I'm actually building this, will release it early next month. I've added a URL to watch to my profile (should be up later this week). It will be Open Source.
And so it comes full circle XD.
>>new ways to create specifications.
Thats again programming languages. Real issue with LLMs now is it doesn't matter if it can generate code quickly. Some one still has to read, verify and test it.
Perhaps we need a need a terse programming language. Which can be read quickly and verified. You could call that specification.
I think that we haven't even started to properly think about a higher-level spec language. The highest level objects would have to be the users and the value that they get out of running the software. Even specific features would have to be subservient to that, and would shift as the users requirements shift. Requirements written in a truly higher-level spec language would allow the software to change features without the spec itself changing.
This is where LLMs slip up. I need a higher-level spec language where I don't have to specify to an LLM that I want the jpeg crop to be lossless if possible. It's doubly obvious that I wouldn't want it to be lossy, especially because making it lossy likely makes the resulting files larger. This is not obvious to an LLM, but it's absolutely obvious if our objects are users and user value.
A truly higher-level spec language compiler would recognize when actual functionality disappeared when a feature was removed, and would weigh the value of that functionality within the value framework of the hypothetical user. It would be able to recognize the value of redundant functionality by putting a value on user accessibility - how many ways can the user reach that functionality? How does it advertise itself?
We still haven't even thought about it properly. It's that "software engineering" thing that we were in a continual argument about whether it existed or not.

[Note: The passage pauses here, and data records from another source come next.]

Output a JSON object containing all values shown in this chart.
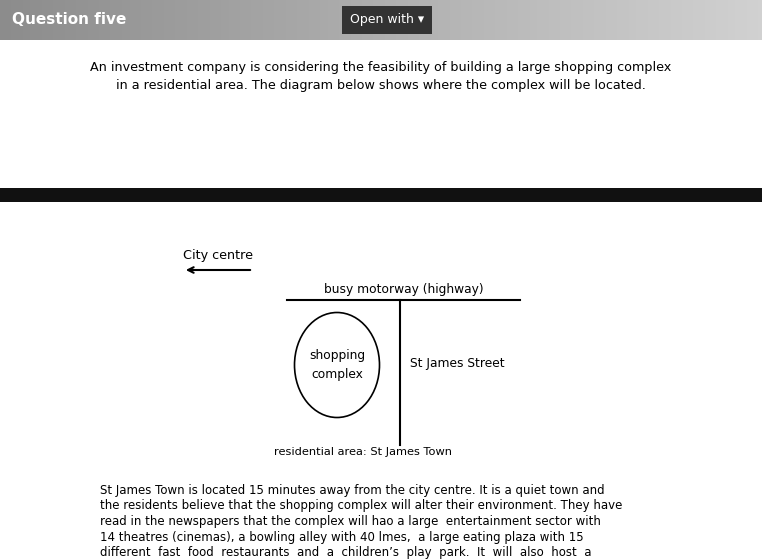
{
  "title": "Question five",
  "open_with_btn": "Open with ▾",
  "intro_text_line1": "An investment company is considering the feasibility of building a large shopping complex",
  "intro_text_line2": "in a residential area. The diagram below shows where the complex will be located.",
  "city_centre_label": "City centre",
  "motorway_label": "busy motorway (highway)",
  "shopping_complex_label": "shopping\ncomplex",
  "street_label": "St James Street",
  "residential_label": "residential area: St James Town",
  "body_text_line1": "St James Town is located 15 minutes away from the city centre. It is a quiet town and",
  "body_text_line2": "the residents believe that the shopping complex will alter their environment. They have",
  "body_text_line3": "read in the newspapers that the complex will hao a large  entertainment sector with",
  "body_text_line4": "14 theatres (cinemas), a bowling alley with 40 lmes,  a large eating plaza with 15",
  "body_text_line5": "different  fast  food  restaurants  and  a  children’s  play  park.  It  will  also  host  a",
  "bg_white": "#ffffff",
  "bg_dark_bar": "#111111",
  "text_color": "#000000",
  "header_text_color": "#ffffff",
  "btn_bg": "#333333",
  "btn_text_color": "#ffffff",
  "header_gradient_left": "#888888",
  "header_gradient_right": "#cccccc"
}
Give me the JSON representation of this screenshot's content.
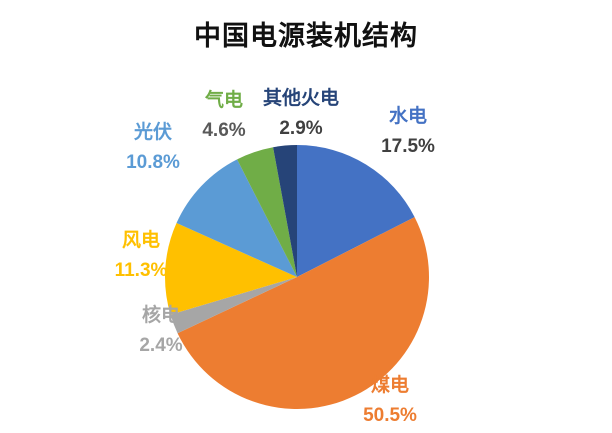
{
  "title": "中国电源装机结构",
  "chart_data": {
    "type": "pie",
    "title": "中国电源装机结构",
    "start_angle_deg": 0,
    "direction": "clockwise",
    "legend_position": "none",
    "segments": [
      {
        "id": "hydro",
        "name": "水电",
        "value": 17.5,
        "display": "17.5%",
        "color": "#4472C4",
        "value_color": "#404040"
      },
      {
        "id": "coal",
        "name": "煤电",
        "value": 50.5,
        "display": "50.5%",
        "color": "#ED7D31",
        "value_color": "#ED7D31"
      },
      {
        "id": "nuclear",
        "name": "核电",
        "value": 2.4,
        "display": "2.4%",
        "color": "#A6A6A6",
        "value_color": "#A6A6A6"
      },
      {
        "id": "wind",
        "name": "风电",
        "value": 11.3,
        "display": "11.3%",
        "color": "#FFC000",
        "value_color": "#FFC000"
      },
      {
        "id": "solar",
        "name": "光伏",
        "value": 10.8,
        "display": "10.8%",
        "color": "#5B9BD5",
        "value_color": "#5B9BD5"
      },
      {
        "id": "gas",
        "name": "气电",
        "value": 4.6,
        "display": "4.6%",
        "color": "#70AD47",
        "value_color": "#595959"
      },
      {
        "id": "other-thermal",
        "name": "其他火电",
        "value": 2.9,
        "display": "2.9%",
        "color": "#264478",
        "value_color": "#404040"
      }
    ]
  }
}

So in this case an LLM would just be a less-reliable compiler? What's the point? If you have to formally specify your program, we already have tools for that, no boiling-the-oceans required
coding in latex and then translating to the target via llm works remarkably well nowadays
llm works great in closed loop so they can self correct but we don't have a reliable way to lint and test specs we need a new language for that
> The benefit being that it formalizes the human as the specifier (which must be done anyway) and the llm as the code writer.
The code was always a secondary effect of making software. The pain is in fully specifying behavior.
Go read ai2027 and then be ashamed of yourself /s
But seriously, llms can transmit ideas to each other through English that we do understand, we are screwed if it’s another language lol
What we need is a programming language that defines the diff to be applied upon the existing codebase to the same degree of unambiguity as the codebase itself.
That is, in the same way that event sourcing materializes a state from a series of change events, this language needs to materialize a codebase from a series of "modification instructions". Different models may materialize a different codebase using the same series of instructions (like compilers), or say different "environmental factors" (e.g. the database or cloud provider that's available). It's as if the codebase itself is no longer the important artifact, the sequence of prompts is. You would also use this sequence of prompts to generate a testing suite completely independent of the codebase.